Ehh…but then the crotch vent would be tiny when it sneaks through and probably blocked by the courts.
Clearly, we need to resort to extra-governmental efforts to get the ol’ ball chiller back in production. Maybe we can convince Tesla it’s the next big, dumb gimmick. They love a dumb gimmick, and others out there love to copy the dumb gimmicks.
I recall many of them in the trunk and a few under back seats in pickup trucks. the best ones were always the ones that held 5 in the space behind the double din face. the face slid out like a lower lip and you plopped them bad boys right in.
“Hey babe, grab my Squirrel Nut Zippers (cd) for me, will ya?” 😉
Hey baby, could you change the CD for me?
I’m an unabashed fan of these cars. I was researching yesterday what it would take to modify that automated manual of a duoselect transmission in to a manual trans. On the fab side it doesn’t take all that much, just keeping the ECU from freaking out is the hard part.
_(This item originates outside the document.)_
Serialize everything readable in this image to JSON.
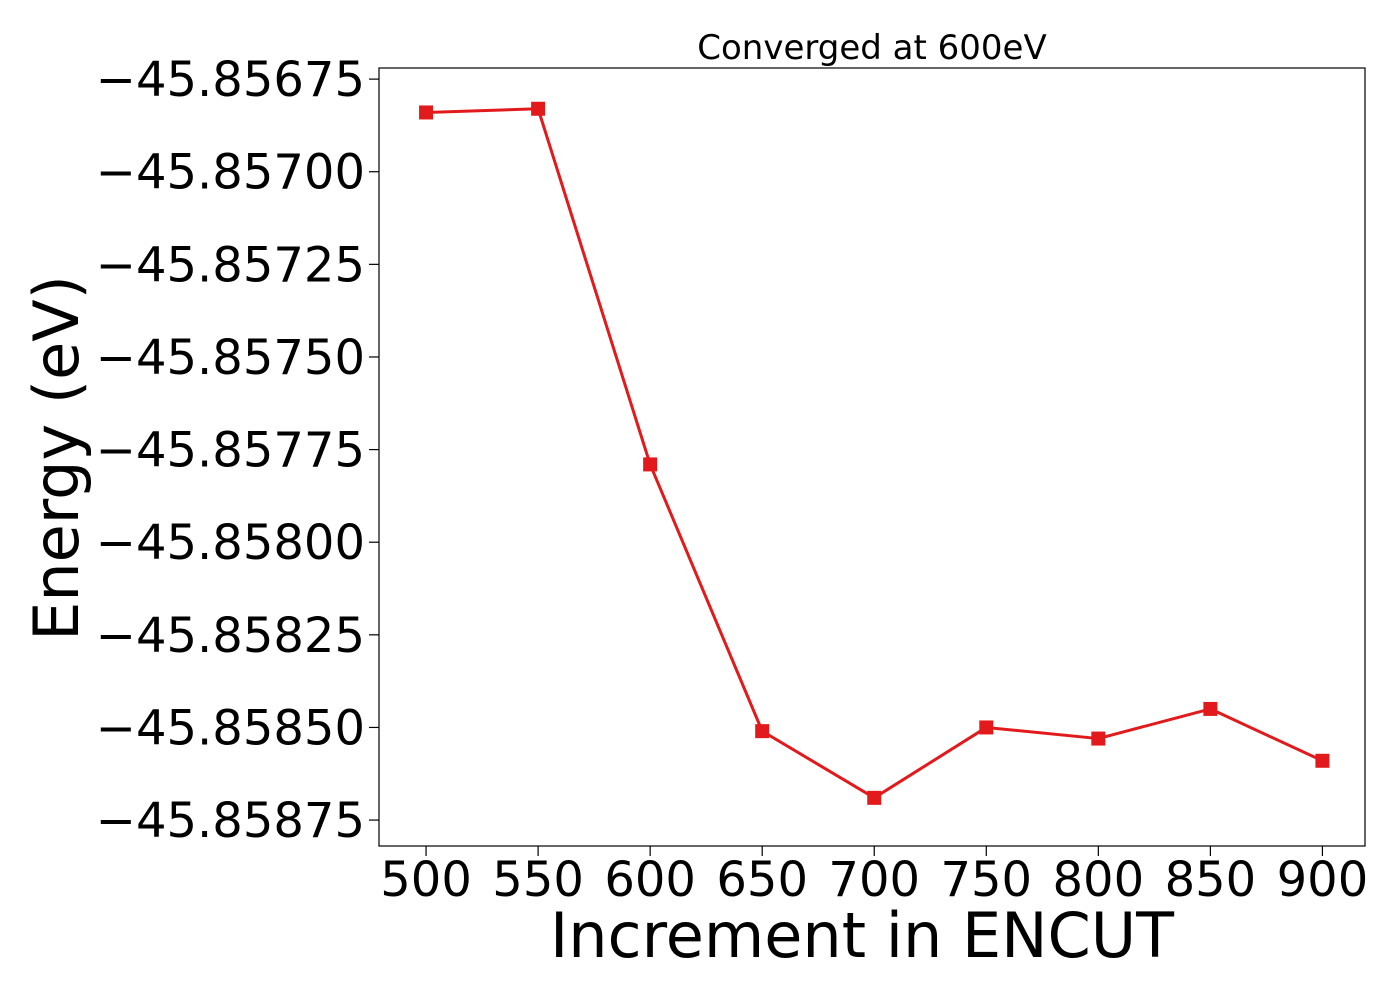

But it does look like there are a couple of people out there who have figured out the tuning. Man that would make for a sweet DD, despite the potential electrical gremlins you would still have to face.
The laws of physics prove you cannot daily an Italian car.
My 500 Abarth begs to differ.
I put a changer behind the seat in my 1995 Nissan regular cab truck. My 2012 Miata has a CD changer in the center console, but it’s a single slot design; no cartridges. Since I don’t drive the Miata frequently and the NVH is pretty high, I just burned some MP3 discs and “listen” to those while driving. Sometimes I might actually hear the melody.
And here I thought Sugar Ray could only hurt your ears.
You must not have watched any of the videos.
You must have never seen him box!
The last time I attempted to use a CD player was about seven months ago when I bought my RX-8. I bought it in Connecticut and drove it home to Florida. I knew I would eventually install a Bluetooth adapter, but I figured for the ride home I would play some CDs for whatever nostalgia factor I thought I needed. So I put about five or six CDs into my luggage and somewhere on the Yankee Expressway, put Bleed American into the in dash CD changer (the correct location after they moved them from the trunk). I only got so far as A Praise Chorus before I absolutely gave up. Turns out my CD collection is scratched beyond belief!
Sad day! Sometimes a little Jimmy Eat World just hits the spot.
A six-disc CD changer is essential for road trips in the wilds of America.
My guess was under the passenger seat since it’s a driver’s car. Darn!
I feel like I’ve seen a CD changer in a center console before too, but I can’t recall where.
That’s where many are migrating to, if new cars even have them at all.
My ’03 Infiniti had a 6-disc changer in the center console. Only it was the feed-one-disc-at-a-time type. So when a disc eventually got stuck (which was common in these after 5 yrs or so) it was time to yank the whole center panel out, remove the stereo, which also included the HVAC controls, buy a new front panel with separate HVAC controls off ebay and a cheap single DIN Sony stereo with BT and USB. Haven’t used a CD in a car since then.
The loaded ’03 Sable wagon I drove for a bit had a 6-disc changer in the console. It even did a decent job reading burned discs.
My 08 GTI has a CD changer in the center console.
My 2022 Subaru Outback has it in the console under the armrest. I have never used it.
I thought it would be in the engine bay. I mean you’re going to spend so much time looking in there anyway.
This snark isn’t getting enough love.